Anzac Day has become a quasi-religious occasion, our de facto national holiday. It sees people united at services and events to remember fallen comrades or to pay respect to their relatives who died far away.
May we also remember the people waiting at home for sons, brothers, husbands and sweethearts to return, who sent parcels of knitted goods and Anzac biscuits to soldiers on the front, who wrote letters and words of encouragement.

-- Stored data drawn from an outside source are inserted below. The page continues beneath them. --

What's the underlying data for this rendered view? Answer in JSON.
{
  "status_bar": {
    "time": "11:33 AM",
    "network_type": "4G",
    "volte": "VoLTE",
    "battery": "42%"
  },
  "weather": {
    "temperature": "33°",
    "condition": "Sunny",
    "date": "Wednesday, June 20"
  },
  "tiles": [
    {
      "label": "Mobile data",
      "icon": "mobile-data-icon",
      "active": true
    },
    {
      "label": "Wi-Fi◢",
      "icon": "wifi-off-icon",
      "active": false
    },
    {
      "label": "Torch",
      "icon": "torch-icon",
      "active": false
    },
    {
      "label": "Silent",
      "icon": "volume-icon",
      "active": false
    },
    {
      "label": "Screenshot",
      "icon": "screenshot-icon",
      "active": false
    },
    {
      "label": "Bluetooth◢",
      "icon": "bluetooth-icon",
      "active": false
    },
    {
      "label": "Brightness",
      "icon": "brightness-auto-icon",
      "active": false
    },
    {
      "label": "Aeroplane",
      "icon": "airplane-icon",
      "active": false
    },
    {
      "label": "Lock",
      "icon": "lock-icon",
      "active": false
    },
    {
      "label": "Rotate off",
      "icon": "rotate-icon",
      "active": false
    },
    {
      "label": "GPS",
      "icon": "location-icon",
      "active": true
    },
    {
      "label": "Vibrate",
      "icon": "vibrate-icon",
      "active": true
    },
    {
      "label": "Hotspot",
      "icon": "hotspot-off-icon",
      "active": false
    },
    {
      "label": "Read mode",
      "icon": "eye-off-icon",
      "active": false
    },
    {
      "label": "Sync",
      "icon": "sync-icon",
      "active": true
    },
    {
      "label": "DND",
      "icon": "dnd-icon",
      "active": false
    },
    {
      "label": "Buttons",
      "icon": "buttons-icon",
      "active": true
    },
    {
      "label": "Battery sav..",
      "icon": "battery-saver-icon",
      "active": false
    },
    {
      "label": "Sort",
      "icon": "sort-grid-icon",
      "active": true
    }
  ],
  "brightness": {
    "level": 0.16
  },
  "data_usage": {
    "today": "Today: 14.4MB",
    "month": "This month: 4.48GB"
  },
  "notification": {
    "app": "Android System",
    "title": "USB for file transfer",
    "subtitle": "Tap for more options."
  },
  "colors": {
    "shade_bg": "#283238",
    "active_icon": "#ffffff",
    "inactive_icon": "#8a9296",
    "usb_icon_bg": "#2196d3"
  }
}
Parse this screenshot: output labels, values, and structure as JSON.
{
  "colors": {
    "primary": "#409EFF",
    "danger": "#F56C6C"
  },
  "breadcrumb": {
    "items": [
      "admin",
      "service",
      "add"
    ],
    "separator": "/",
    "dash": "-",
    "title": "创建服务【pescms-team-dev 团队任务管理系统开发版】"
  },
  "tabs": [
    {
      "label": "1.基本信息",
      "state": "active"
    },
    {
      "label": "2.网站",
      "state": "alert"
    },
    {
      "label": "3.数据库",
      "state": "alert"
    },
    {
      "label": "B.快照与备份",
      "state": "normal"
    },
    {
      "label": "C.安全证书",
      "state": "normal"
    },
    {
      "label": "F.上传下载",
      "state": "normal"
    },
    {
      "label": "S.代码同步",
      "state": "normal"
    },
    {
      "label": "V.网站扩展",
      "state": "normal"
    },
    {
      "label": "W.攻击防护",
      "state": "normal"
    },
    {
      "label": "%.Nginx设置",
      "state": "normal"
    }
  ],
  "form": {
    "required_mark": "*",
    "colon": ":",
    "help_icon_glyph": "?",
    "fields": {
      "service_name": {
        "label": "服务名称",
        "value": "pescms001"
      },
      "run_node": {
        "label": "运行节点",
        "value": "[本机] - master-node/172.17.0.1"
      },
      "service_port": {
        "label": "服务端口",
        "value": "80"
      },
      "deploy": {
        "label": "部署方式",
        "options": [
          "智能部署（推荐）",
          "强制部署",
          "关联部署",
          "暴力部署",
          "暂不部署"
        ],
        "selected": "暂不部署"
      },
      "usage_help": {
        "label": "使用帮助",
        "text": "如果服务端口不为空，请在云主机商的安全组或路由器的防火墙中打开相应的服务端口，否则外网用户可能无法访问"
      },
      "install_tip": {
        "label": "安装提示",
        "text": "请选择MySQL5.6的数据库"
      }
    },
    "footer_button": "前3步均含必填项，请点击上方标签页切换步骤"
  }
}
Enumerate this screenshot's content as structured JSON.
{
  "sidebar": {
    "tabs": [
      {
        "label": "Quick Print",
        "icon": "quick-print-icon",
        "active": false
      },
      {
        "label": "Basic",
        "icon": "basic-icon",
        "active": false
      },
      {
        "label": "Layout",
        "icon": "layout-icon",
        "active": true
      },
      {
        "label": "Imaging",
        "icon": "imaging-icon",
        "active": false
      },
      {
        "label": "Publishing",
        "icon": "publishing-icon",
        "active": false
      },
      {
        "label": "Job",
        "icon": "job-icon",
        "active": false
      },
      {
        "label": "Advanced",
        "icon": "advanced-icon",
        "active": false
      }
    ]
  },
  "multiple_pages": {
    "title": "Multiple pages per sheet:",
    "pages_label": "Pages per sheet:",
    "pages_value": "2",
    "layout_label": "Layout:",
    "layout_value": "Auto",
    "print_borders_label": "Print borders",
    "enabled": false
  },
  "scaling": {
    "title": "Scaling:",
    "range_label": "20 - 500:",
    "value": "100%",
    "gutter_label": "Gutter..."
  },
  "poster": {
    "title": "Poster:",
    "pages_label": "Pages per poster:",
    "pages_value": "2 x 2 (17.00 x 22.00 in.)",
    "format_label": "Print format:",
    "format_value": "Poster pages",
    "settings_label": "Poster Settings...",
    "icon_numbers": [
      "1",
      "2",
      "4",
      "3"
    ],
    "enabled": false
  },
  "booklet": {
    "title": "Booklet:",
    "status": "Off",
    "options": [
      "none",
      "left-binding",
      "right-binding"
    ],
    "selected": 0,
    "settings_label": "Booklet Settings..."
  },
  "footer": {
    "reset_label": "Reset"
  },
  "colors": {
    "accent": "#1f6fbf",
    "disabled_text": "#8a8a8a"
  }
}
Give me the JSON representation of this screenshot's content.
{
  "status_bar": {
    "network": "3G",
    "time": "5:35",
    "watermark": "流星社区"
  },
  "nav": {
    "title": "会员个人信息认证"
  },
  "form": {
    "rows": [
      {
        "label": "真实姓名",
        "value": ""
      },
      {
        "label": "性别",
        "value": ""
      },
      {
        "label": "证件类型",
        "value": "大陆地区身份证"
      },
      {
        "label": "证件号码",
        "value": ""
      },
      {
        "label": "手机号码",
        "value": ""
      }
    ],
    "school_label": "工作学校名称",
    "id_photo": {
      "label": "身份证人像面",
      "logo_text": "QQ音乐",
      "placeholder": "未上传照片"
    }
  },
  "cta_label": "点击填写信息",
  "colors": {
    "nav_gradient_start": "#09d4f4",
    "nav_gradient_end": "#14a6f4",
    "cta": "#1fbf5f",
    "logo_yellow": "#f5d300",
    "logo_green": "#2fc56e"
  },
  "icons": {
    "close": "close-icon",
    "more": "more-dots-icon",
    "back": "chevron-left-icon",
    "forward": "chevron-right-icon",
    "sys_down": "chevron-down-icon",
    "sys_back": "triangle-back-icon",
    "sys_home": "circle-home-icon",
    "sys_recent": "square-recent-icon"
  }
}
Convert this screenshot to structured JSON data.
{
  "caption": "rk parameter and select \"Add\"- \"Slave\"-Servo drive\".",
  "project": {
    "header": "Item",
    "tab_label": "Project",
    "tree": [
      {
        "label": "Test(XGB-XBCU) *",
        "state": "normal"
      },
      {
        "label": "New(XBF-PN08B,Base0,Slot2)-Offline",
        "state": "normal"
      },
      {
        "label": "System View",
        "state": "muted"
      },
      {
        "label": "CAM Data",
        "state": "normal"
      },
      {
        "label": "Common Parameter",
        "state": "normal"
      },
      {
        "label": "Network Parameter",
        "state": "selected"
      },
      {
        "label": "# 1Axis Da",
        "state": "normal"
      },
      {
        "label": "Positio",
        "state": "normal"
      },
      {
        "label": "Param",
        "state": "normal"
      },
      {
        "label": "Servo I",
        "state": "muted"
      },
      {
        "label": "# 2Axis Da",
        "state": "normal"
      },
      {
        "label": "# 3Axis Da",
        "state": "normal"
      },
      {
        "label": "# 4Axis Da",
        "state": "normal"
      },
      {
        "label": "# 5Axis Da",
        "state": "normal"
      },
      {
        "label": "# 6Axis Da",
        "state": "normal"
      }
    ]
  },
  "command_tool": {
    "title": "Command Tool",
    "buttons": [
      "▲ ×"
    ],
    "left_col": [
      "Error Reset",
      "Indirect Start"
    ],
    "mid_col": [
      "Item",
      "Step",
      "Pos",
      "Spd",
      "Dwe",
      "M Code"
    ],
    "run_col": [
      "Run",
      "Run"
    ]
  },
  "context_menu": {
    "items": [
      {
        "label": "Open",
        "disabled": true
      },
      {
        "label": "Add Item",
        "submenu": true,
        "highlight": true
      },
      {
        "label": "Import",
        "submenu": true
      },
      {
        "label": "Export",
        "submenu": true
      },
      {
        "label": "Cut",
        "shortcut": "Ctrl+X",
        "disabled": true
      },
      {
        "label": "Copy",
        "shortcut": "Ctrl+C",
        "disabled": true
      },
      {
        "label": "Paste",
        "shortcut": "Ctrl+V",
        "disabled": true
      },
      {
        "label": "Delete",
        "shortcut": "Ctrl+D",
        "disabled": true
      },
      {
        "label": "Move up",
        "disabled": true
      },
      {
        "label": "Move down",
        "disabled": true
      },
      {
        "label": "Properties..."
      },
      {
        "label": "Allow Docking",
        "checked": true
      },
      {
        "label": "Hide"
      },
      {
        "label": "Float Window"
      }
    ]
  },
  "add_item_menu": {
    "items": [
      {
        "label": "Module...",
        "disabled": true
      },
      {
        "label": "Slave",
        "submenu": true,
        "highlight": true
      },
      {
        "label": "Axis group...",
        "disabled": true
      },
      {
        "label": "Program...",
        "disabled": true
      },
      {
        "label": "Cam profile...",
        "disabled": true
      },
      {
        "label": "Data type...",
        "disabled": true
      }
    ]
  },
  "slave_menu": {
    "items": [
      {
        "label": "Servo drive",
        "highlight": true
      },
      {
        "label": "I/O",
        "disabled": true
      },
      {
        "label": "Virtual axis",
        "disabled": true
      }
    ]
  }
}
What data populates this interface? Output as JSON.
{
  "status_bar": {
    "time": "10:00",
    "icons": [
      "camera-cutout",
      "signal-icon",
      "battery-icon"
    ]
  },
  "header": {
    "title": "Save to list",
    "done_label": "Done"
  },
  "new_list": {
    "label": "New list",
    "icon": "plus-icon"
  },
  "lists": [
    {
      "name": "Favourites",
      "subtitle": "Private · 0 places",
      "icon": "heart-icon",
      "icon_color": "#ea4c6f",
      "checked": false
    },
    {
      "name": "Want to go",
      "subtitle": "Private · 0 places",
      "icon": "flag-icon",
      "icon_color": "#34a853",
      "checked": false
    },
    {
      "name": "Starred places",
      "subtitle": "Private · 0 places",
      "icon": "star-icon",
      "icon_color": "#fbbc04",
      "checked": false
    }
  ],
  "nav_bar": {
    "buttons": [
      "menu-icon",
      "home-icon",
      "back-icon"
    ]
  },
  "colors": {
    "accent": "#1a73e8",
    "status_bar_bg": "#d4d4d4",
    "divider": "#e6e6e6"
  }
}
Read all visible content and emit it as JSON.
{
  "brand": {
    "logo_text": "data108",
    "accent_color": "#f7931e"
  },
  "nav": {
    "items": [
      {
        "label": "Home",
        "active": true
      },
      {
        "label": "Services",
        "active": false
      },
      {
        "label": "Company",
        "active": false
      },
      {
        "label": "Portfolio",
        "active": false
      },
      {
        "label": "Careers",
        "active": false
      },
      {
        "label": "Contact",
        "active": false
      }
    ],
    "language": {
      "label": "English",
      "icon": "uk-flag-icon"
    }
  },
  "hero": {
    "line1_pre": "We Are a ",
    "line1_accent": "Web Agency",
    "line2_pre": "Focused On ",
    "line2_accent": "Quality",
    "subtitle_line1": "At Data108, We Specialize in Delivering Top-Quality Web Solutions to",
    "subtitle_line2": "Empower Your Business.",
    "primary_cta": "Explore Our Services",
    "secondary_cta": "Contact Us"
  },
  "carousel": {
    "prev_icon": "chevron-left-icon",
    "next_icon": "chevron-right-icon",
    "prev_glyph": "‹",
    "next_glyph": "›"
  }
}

Who welcomed those who returned, only to discover that they had brought the horrors of war home with them.
May we remember too, the doctors, nurses and medics who were greeted with the first hand evidence of what humans will do to one another under the most terrible of conditions.
The poets and wordsmiths like CEW Bean, Keith Murdoch, Wilfred Owen, who used language convey the horrors of war and the creation of the Australian digger persona.
May we remember in order not to repeat the same mistakes.